You can output XML to process it with other programs like [XSLT](http://www.w3schools.com/xml/xsl_intro.asp).
To have more control over the XML output you should use the `pgclimb` template functionality directly to generate XML or build your own XML document with [XML functions in PostgreSQL](https://wiki.postgresql.org/wiki/XML_Support).

```bash
# Output XML for each row
pgclimb -o salaries.xml -c "SELECT * FROM employee_salaries" xml
```

A good default XML export is currently lacking because the XML format
can be controlled using templates.
If there is enough demand I will implement a solid
default XML support without relying on templates.

## Templates

Templates are the most powerful feature of `pgclimb` and allow you to implement
other formats that are not built in. In this example we will create a
HTML report of the salaries.

Create a template `salaries.tpl`.

```html

Montgomery County MD Employees

Employees



    {{range .}}
  • {{.full_name}}

  • {{end}}

```

And now run the template.

```
pgclimb -o salaries.html \
-c "SELECT * FROM employee_salaries" \
template salaries.tpl
```

## Database Connection

Database connection details can be provided via environment variables
or as separate flags (same flags as `psql`).

name | default | flags | description
------------|-------------|---------------------|-----------------
`DB_NAME` | `postgres` | `-d`, `--dbname` | database name
`DB_HOST` | `localhost` | `--host` | host name
`DB_PORT` | `5432` | `-p`, `--port` | port
`DB_USER` | `postgres` | `-U`, `--username` | database user
`DB_PASS` | | `--pass` | password (or empty if none)

## Advanced Use Cases

### Different ways of Querying

Like `psql` you can specify a query at different places.

```bash
# Read query from stdin
echo "SELECT * FROM employee_salaries" | pgclimb
# Specify simple queries directly as arguments
pgclimb -c "SELECT * FROM employee_salaries"
# Load query from file
pgclimb -f query.sql
```

### Control Output

`pgclimb` will write the result to `stdout` by default.
By specifying the `-o` option you can write the output to a file.

```bash
pgclimb -o salaries.tsv -c "SELECT * FROM employee_salaries" tsv
```

### Using JSON aggregation

This is not a `pgclimb` feature but shows you how to create more complex
JSON objects by using the [PostgreSQL JSON functions](http://www.postgresql.org/docs/9.5/static/functions-json.html).

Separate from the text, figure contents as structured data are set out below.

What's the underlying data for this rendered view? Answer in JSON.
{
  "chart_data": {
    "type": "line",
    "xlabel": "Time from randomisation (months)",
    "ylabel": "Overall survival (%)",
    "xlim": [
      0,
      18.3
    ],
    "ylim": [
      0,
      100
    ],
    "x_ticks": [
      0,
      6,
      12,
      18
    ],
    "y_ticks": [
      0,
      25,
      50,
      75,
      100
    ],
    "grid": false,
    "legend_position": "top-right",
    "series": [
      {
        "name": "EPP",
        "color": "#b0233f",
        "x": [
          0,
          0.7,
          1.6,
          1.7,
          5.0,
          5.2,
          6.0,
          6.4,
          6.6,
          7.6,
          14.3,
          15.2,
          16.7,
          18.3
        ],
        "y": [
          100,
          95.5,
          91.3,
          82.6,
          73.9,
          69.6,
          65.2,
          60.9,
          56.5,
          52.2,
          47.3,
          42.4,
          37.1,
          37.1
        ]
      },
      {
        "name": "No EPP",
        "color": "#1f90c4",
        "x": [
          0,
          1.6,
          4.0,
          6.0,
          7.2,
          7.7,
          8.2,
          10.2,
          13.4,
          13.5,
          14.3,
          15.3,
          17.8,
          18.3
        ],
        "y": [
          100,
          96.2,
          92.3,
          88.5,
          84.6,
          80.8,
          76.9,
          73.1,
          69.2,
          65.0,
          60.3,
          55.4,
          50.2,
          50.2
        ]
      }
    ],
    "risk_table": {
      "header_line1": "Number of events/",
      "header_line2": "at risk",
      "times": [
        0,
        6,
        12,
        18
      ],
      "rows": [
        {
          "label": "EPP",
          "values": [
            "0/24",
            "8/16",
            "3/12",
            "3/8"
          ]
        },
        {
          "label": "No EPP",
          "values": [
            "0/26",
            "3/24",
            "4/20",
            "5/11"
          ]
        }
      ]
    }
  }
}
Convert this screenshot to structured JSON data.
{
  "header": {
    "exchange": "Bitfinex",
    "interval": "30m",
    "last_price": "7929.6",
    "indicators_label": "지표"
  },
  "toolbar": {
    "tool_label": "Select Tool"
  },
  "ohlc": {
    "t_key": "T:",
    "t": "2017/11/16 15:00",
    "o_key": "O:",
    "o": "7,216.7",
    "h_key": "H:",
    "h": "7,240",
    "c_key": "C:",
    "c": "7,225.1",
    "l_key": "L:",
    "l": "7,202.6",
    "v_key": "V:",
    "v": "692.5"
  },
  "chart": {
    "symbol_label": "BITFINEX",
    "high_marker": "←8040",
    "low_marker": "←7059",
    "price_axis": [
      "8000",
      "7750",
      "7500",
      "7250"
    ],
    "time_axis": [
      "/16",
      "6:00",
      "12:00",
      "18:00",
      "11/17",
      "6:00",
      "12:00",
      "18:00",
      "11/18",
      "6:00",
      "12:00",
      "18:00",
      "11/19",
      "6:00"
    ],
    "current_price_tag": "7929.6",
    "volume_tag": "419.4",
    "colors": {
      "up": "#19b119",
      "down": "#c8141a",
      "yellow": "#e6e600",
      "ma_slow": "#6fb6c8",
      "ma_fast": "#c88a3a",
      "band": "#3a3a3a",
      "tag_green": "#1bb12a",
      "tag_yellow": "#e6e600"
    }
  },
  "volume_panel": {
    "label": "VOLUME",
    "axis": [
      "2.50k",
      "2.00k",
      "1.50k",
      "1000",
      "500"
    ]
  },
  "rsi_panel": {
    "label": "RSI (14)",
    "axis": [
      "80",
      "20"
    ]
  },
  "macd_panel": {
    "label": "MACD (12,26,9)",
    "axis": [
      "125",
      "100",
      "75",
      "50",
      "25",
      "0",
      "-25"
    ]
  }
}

Let's query communities and join an additional birth rate table.

```bash
pgclimb -c "SELECT id, name, \\
(SELECT array_to_json(array_agg(t)) FROM ( \\
SELECT year, births FROM public.births \\
WHERE community_id = c.id \\
ORDER BY year ASC \\
) AS t \\
) AS births, \\
FROM communities) AS c" jsonlines
```

# Contribute

## Dependencies

Go get the required dependencies for building `pgclimb`.

```bash
go get github.com/codegangsta/cli
go get github.com/lib/pq
go get github.com/jmoiron/sqlx
go get github.com/tealeg/xlsx
go get github.com/andrew-d/go-termutil
```

## Cross-compiling

We use [gox](https://github.com/mitchellh/gox) to create distributable
binaries for Windows, OSX and Linux.

```bash
docker run --rm -v "$(pwd)":/usr/src/pgclimb -w /usr/src/pgclimb tcnksm/gox:1.9
```

## Integration Tests

Run `test.sh` to run integration tests of the program with a PostgreSQL server. Take a look at the `.travis.yml`.